Illustration: Spooner

Illustration: Spooner

Attacked from left and right, being frontrunner is no bed of roses for the Premier.

So, how goes the state election campaign? Well, it hasn't even officially begun yet (the starter's gun is fired with the issuing of the writs on, believe it or not, Melbourne Cup Day), but there are a few worrying signs for the frontrunner.

For a start, John Brumby and some of his most senior ministers are making the sorts of misjudgments that might not matter most of the time but get magnified when an election is looming.

''I know, but you don't need to know,'' Brumby said at a press conference two weeks ago when pressed by reporters on how many taxpayer dollars the government was using to buy rather than rent Melbourne's small fleet of ''bumblebee'' trams. This from a premier who has long battled to overcome a perception that he is an arrogant leader of a government that has not lived up to its promises to be open, transparent and accountable.

''You live here - if it's so bad, why don't you, you know, rack off,'' Education Minister Bronwyn Pike said on Monday, apparently repeating what she had told some Greens who don't like high-density living in inner Melbourne. She didn't mean it to be a public comment, but it was said in the presence of TV cameras and microphones. Pike is experienced enough that she should have known better.

That Justin Madden has transformed from an asset into a liability for Labor has been underscored by his inelegant efforts to dodge a pre-election debate with his Liberal shadow, Matthew Guy, on the hot-button issue of planning. Madden, like Brumby and Pike an 11-year cabinet veteran, has now agreed to a debate (on radio, not on TV), but his early reluctance to front was telling.

There are other straws in the wind.

The issue of extended clearway times on major roads through suburban shopping strips has become a perhaps unlikely catalyst for an anti-Brumby movement that threatens to spiral out of control for Labor. The anti-clearway brigade - some but by no means all of them card-carrying members of the Liberal Party - are gathering up other grass-roots groups with a gripe against the government and organising what they hope will be a mass rally on the steps of Parliament just two weeks before the November 27 poll.

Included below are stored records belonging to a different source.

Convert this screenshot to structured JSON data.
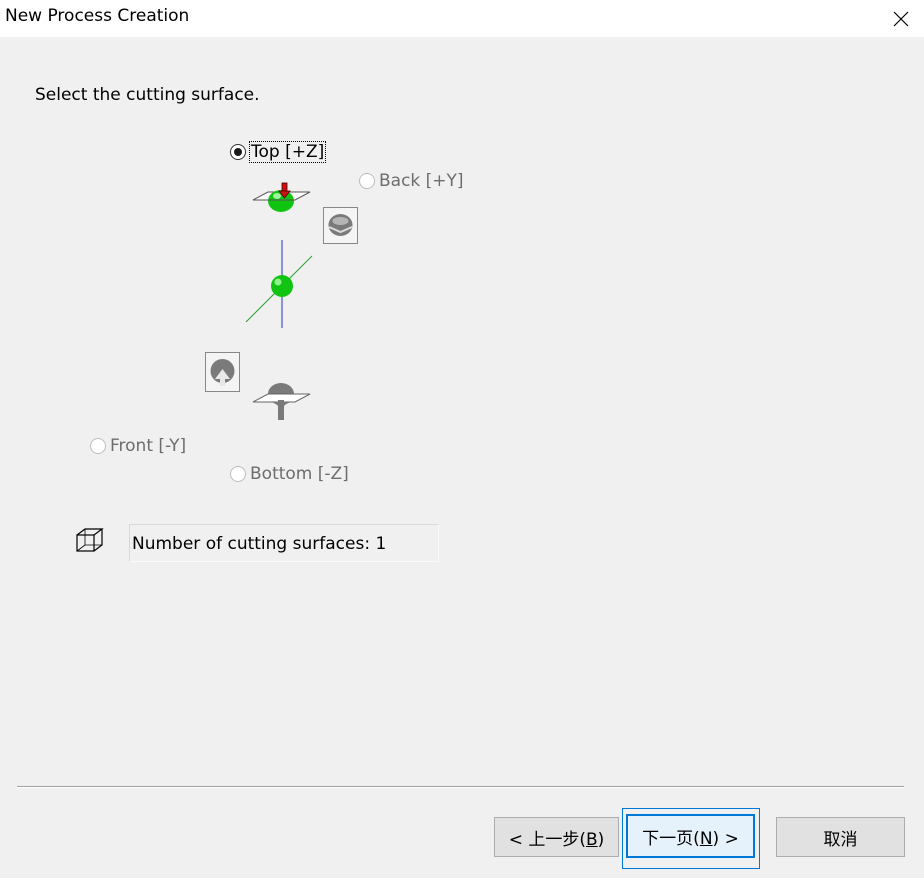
{
  "window": {
    "title": "New Process Creation",
    "close_icon": "close-icon"
  },
  "instruction": "Select the cutting surface.",
  "surfaces": {
    "top": {
      "label": "Top [+Z]",
      "selected": true,
      "enabled": true
    },
    "back": {
      "label": "Back [+Y]",
      "selected": false,
      "enabled": false
    },
    "front": {
      "label": "Front [-Y]",
      "selected": false,
      "enabled": false
    },
    "bottom": {
      "label": "Bottom [-Z]",
      "selected": false,
      "enabled": false
    }
  },
  "count_field": {
    "text": "Number of cutting surfaces: 1",
    "icon": "cube-icon"
  },
  "buttons": {
    "back_prefix": "< 上一步(",
    "back_key": "B",
    "back_suffix": ")",
    "next_prefix": "下一页(",
    "next_key": "N",
    "next_suffix": ") >",
    "cancel": "取消"
  },
  "colors": {
    "accent": "#0078d7",
    "sphere_green": "#11c411",
    "arrow_red": "#d01010",
    "axis_blue": "#2233cc",
    "axis_green": "#2ea02e"
  }
}
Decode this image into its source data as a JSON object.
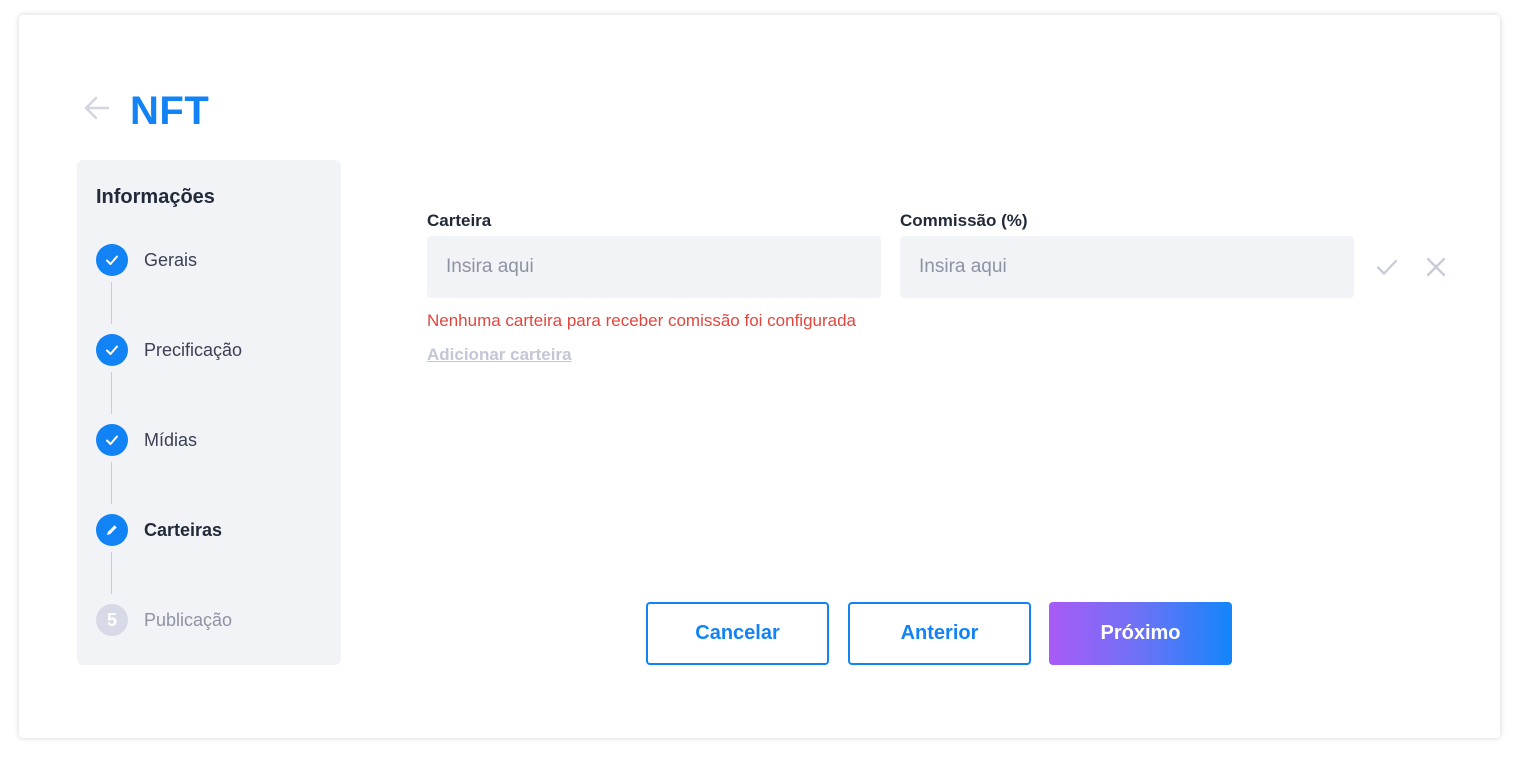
{
  "header": {
    "title": "NFT",
    "back_icon": "arrow-left-icon"
  },
  "sidebar": {
    "title": "Informações",
    "steps": [
      {
        "label": "Gerais",
        "status": "done",
        "icon": "check-icon"
      },
      {
        "label": "Precificação",
        "status": "done",
        "icon": "check-icon"
      },
      {
        "label": "Mídias",
        "status": "done",
        "icon": "check-icon"
      },
      {
        "label": "Carteiras",
        "status": "active",
        "icon": "pencil-icon"
      },
      {
        "label": "Publicação",
        "status": "pending",
        "number": "5"
      }
    ]
  },
  "form": {
    "wallet": {
      "label": "Carteira",
      "placeholder": "Insira aqui",
      "value": ""
    },
    "commission": {
      "label": "Commissão (%)",
      "placeholder": "Insira aqui",
      "value": ""
    },
    "confirm_icon": "check-icon",
    "cancel_icon": "close-icon",
    "error": "Nenhuma carteira para receber comissão foi configurada",
    "add_wallet_link": "Adicionar carteira"
  },
  "footer": {
    "cancel_label": "Cancelar",
    "previous_label": "Anterior",
    "next_label": "Próximo"
  },
  "colors": {
    "accent": "#1283f5",
    "error": "#e0463e",
    "panel": "#f2f3f7",
    "gradient_start": "#a95af6",
    "gradient_end": "#1386fb"
  }
}
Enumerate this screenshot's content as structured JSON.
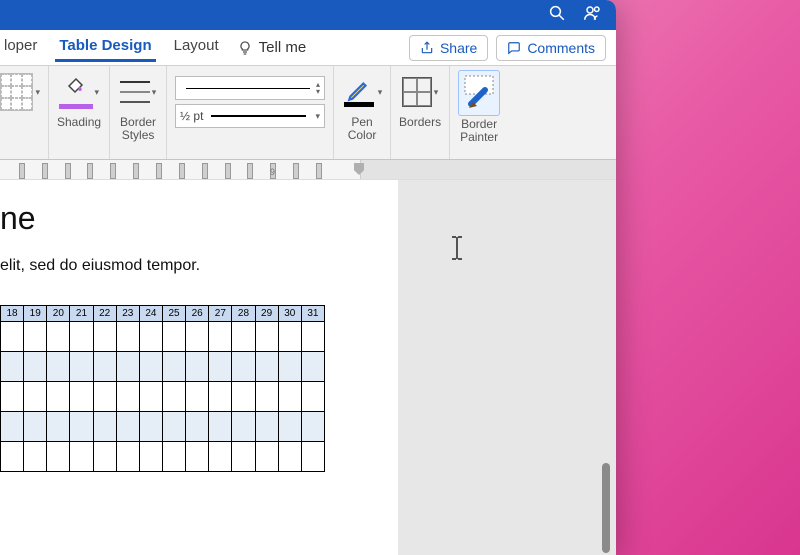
{
  "titlebar": {
    "search_icon": "search",
    "presence_icon": "presence"
  },
  "tabs": {
    "developer": "loper",
    "table_design": "Table Design",
    "layout": "Layout",
    "tell_me": "Tell me"
  },
  "actions": {
    "share": "Share",
    "comments": "Comments"
  },
  "ribbon": {
    "shading": "Shading",
    "border_styles": "Border\nStyles",
    "line_width": "½ pt",
    "pen_color": "Pen\nColor",
    "borders": "Borders",
    "border_painter": "Border\nPainter"
  },
  "ruler": {
    "label": "9"
  },
  "document": {
    "title_fragment": "ne",
    "body_fragment": "elit, sed do eiusmod tempor.",
    "table_headers": [
      "18",
      "19",
      "20",
      "21",
      "22",
      "23",
      "24",
      "25",
      "26",
      "27",
      "28",
      "29",
      "30",
      "31"
    ],
    "rows": 5
  }
}
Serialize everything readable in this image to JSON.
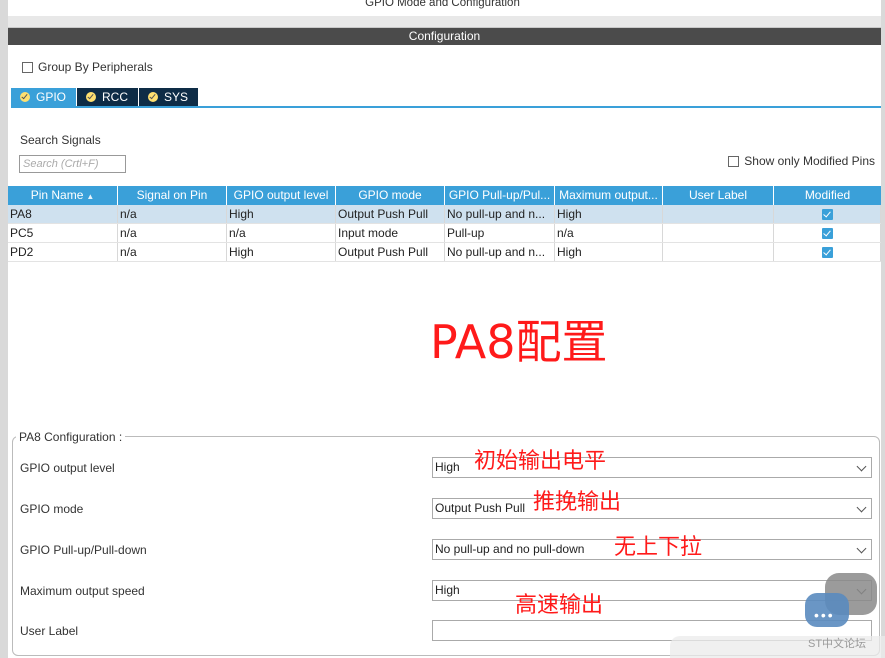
{
  "window": {
    "title": "GPIO Mode and Configuration"
  },
  "config": {
    "header": "Configuration",
    "group_by_label": "Group By Peripherals",
    "group_by_checked": false
  },
  "tabs": [
    {
      "label": "GPIO",
      "active": true
    },
    {
      "label": "RCC",
      "active": false
    },
    {
      "label": "SYS",
      "active": false
    }
  ],
  "search": {
    "label": "Search Signals",
    "placeholder": "Search (Crtl+F)",
    "show_modified_label": "Show only Modified Pins",
    "show_modified_checked": false
  },
  "table": {
    "columns": [
      "Pin Name",
      "Signal on Pin",
      "GPIO output level",
      "GPIO mode",
      "GPIO Pull-up/Pul...",
      "Maximum output...",
      "User Label",
      "Modified"
    ],
    "rows": [
      {
        "pin": "PA8",
        "signal": "n/a",
        "level": "High",
        "mode": "Output Push Pull",
        "pull": "No pull-up and n...",
        "speed": "High",
        "label": "",
        "modified": true,
        "selected": true
      },
      {
        "pin": "PC5",
        "signal": "n/a",
        "level": "n/a",
        "mode": "Input mode",
        "pull": "Pull-up",
        "speed": "n/a",
        "label": "",
        "modified": true,
        "selected": false
      },
      {
        "pin": "PD2",
        "signal": "n/a",
        "level": "High",
        "mode": "Output Push Pull",
        "pull": "No pull-up and n...",
        "speed": "High",
        "label": "",
        "modified": true,
        "selected": false
      }
    ]
  },
  "annotation_main": "PA8配置",
  "pin_config": {
    "legend": "PA8 Configuration :",
    "fields": [
      {
        "label": "GPIO output level",
        "value": "High",
        "annotation": "初始输出电平"
      },
      {
        "label": "GPIO mode",
        "value": "Output Push Pull",
        "annotation": "推挽输出"
      },
      {
        "label": "GPIO Pull-up/Pull-down",
        "value": "No pull-up and no pull-down",
        "annotation": "无上下拉"
      },
      {
        "label": "Maximum output speed",
        "value": "High",
        "annotation": "高速输出"
      },
      {
        "label": "User Label",
        "value": ""
      }
    ]
  },
  "watermark": {
    "text": "ST中文论坛",
    "dots": "•••"
  },
  "colors": {
    "accent": "#3aa0d9",
    "tab_dark": "#0e2c46",
    "header_dark": "#4b4b4b",
    "annotation_red": "#ff1a1a"
  }
}
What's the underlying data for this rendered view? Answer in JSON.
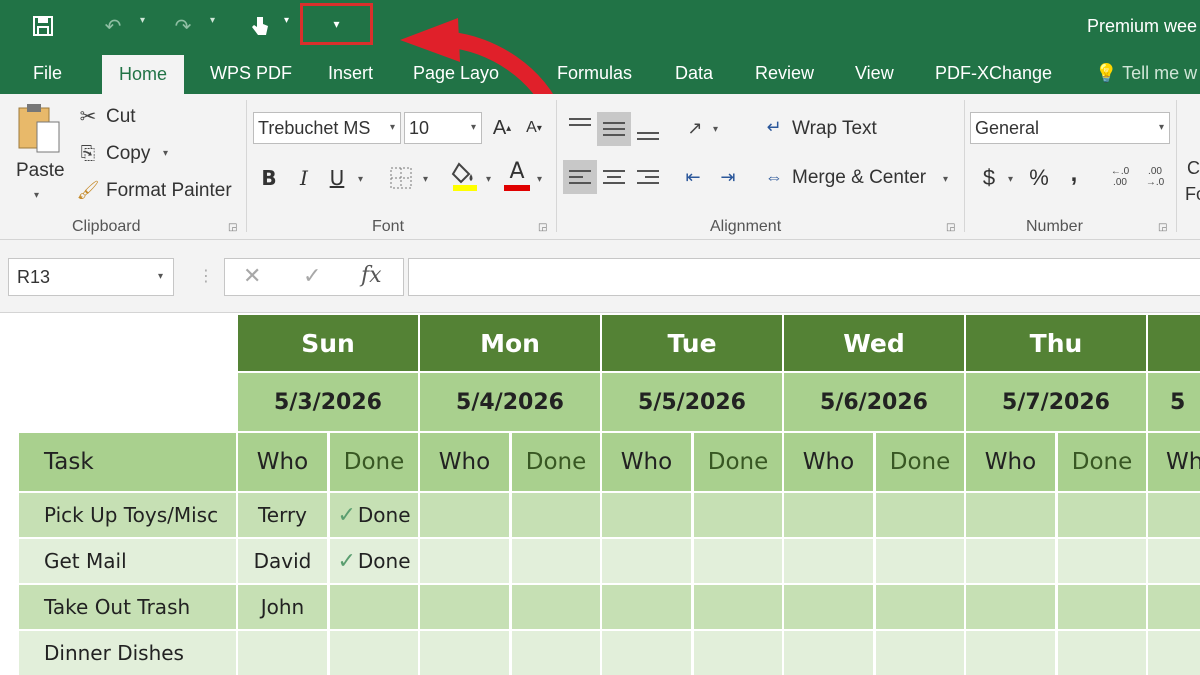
{
  "titlebar": {
    "title": "Premium wee",
    "qat_custom_glyph": "▾"
  },
  "tabs": [
    "File",
    "Home",
    "WPS PDF",
    "Insert",
    "Page Layo",
    "Formulas",
    "Data",
    "Review",
    "View",
    "PDF-XChange",
    "Tell me w"
  ],
  "ribbon": {
    "clipboard": {
      "paste": "Paste",
      "cut": "Cut",
      "copy": "Copy",
      "format_painter": "Format Painter",
      "label": "Clipboard"
    },
    "font": {
      "name": "Trebuchet MS",
      "size": "10",
      "bold": "B",
      "italic": "I",
      "underline": "U",
      "font_color_glyph": "A",
      "grow": "A",
      "shrink": "A",
      "label": "Font",
      "highlight_color": "#ffff00",
      "font_color": "#e00000"
    },
    "alignment": {
      "wrap_text": "Wrap Text",
      "merge_center": "Merge & Center",
      "label": "Alignment"
    },
    "number": {
      "format": "General",
      "currency": "$",
      "percent": "%",
      "comma": ",",
      "inc_decimal": "←.0\n.00",
      "dec_decimal": ".00\n→.0",
      "label": "Number"
    },
    "styles_partial": {
      "line1": "C",
      "line2": "Fo"
    }
  },
  "formula_bar": {
    "name_box": "R13",
    "cancel": "✕",
    "enter": "✓",
    "fx": "fx",
    "formula": ""
  },
  "sheet": {
    "days": [
      "Sun",
      "Mon",
      "Tue",
      "Wed",
      "Thu",
      ""
    ],
    "dates": [
      "5/3/2026",
      "5/4/2026",
      "5/5/2026",
      "5/6/2026",
      "5/7/2026",
      "5"
    ],
    "task_header": "Task",
    "who_header": "Who",
    "done_header": "Done",
    "partial_who_header": "Wh",
    "rows": [
      {
        "task": "Pick Up Toys/Misc",
        "who": "Terry",
        "done": "Done"
      },
      {
        "task": "Get Mail",
        "who": "David",
        "done": "Done"
      },
      {
        "task": "Take Out Trash",
        "who": "John",
        "done": ""
      },
      {
        "task": "Dinner Dishes",
        "who": "",
        "done": ""
      }
    ]
  },
  "colors": {
    "excel_green": "#217346",
    "day_header": "#548235",
    "date_header": "#a9d08e",
    "row_odd": "#c6e0b4",
    "row_even": "#e2efda",
    "highlight_box": "#d9302c",
    "arrow": "#e0202a"
  }
}
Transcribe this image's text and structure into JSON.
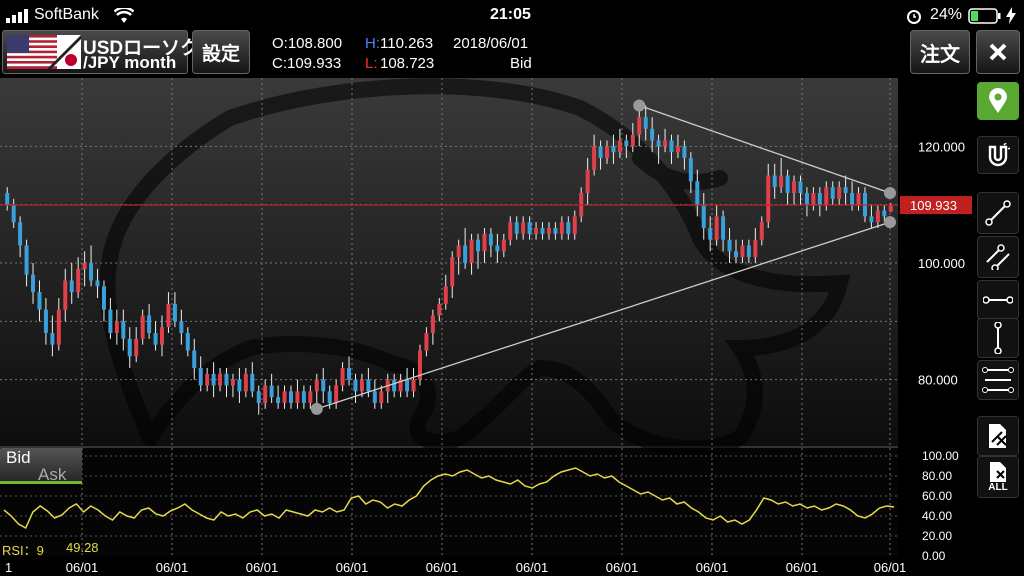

''Make Brumby History'' they are calling it, and their website's call to arms is a reminder of the number of issues on which Labor may be vulnerable. ''Don't like myki, desal, the Windsor Hotel planning sham, native forest logging, puppy farms, clearways, high-rise towers, the north-south pipeline, street violence, duck shooters, Hazelwood, public transport that doesn't work, government spying on individuals, taking water from the country, government advertising and spin, Victorian College of the Arts funding cuts?'' it asks, before urging readers to ''join the cause''. Exactly how many people this grab-bag of disaffected groups attracts to Spring Street on November 14 will be telling.

The election remains Labor's to lose. The government has a thumping majority - 55 of the lower house's 88 seats, compared to the Coalition's 32 - and the opposition would need to attract a landslide swing of about 6.5 per cent to snatch victory in its own right.

Yet Labor is worried. Brumby is not kidding when he says he expects the election to be close. In fact, Labor strategists are concerned that too many people think the government is a shoo-in, creating a climate in which ''soft'' ALP supporters might think it's safe to lodge a protest vote.

Calculations by Labor number-crunchers suggest that if as few as 8913 people across the ALP's 11 most marginal seats who voted Labor at the last state election change their mind this time, the Brumby government's majority could indeed be history. To put that figure into context, Labor calculates that 9961 former ALP voters changed their minds within the seat of Melbourne in the August federal election.

The extent of state Labor's concerns about the rise of the Greens in inner Melbourne is betrayed by Brumby's very public campaign to try to get the Liberals to direct their preferences to the ALP ahead of the minor party. It's an audacious call: Labor wants the Liberals to fix its problem with the Greens.

And Brumby has another problem: his political ally Julia Gillard is sending very different signals about how voters should regard the Greens. The Prime Minister famously signed an accord with the Greens after the federal election, and now meets regularly with the leader, Bob Brown, and member for Melbourne Adam Bandt to discuss the federal government's policy agenda.

Yet Brumby and state Labor are arguing that the Greens have some ''wacky'' policies (to use Deputy Premier Rob Hulls's description) and pose such a threat to good governance and policy in Victoria that the Liberals should in effect strike a preferences deal with Labor to lock the Greens out of the state's lower house.

Trouble is, Labor is not prepared to do what it is demanding the Liberals do, and rule out preferencing the Greens. Nor will Brumby rule out striking a Gillard-style alliance with the Greens after the election in the event of a hung state parliament.

The Liberals may end up preferencing the Greens last, or they may do what they normally do and put Labor last. They are unlikely to make any such decision until the final days of the campaign. In the meantime, they will enjoy watching the Premier try to fend off the Greens on his left flank and the Coalition on his right.

Sometimes, being the frontrunner is uncomfortable.

Paul Austin is Age state political editor.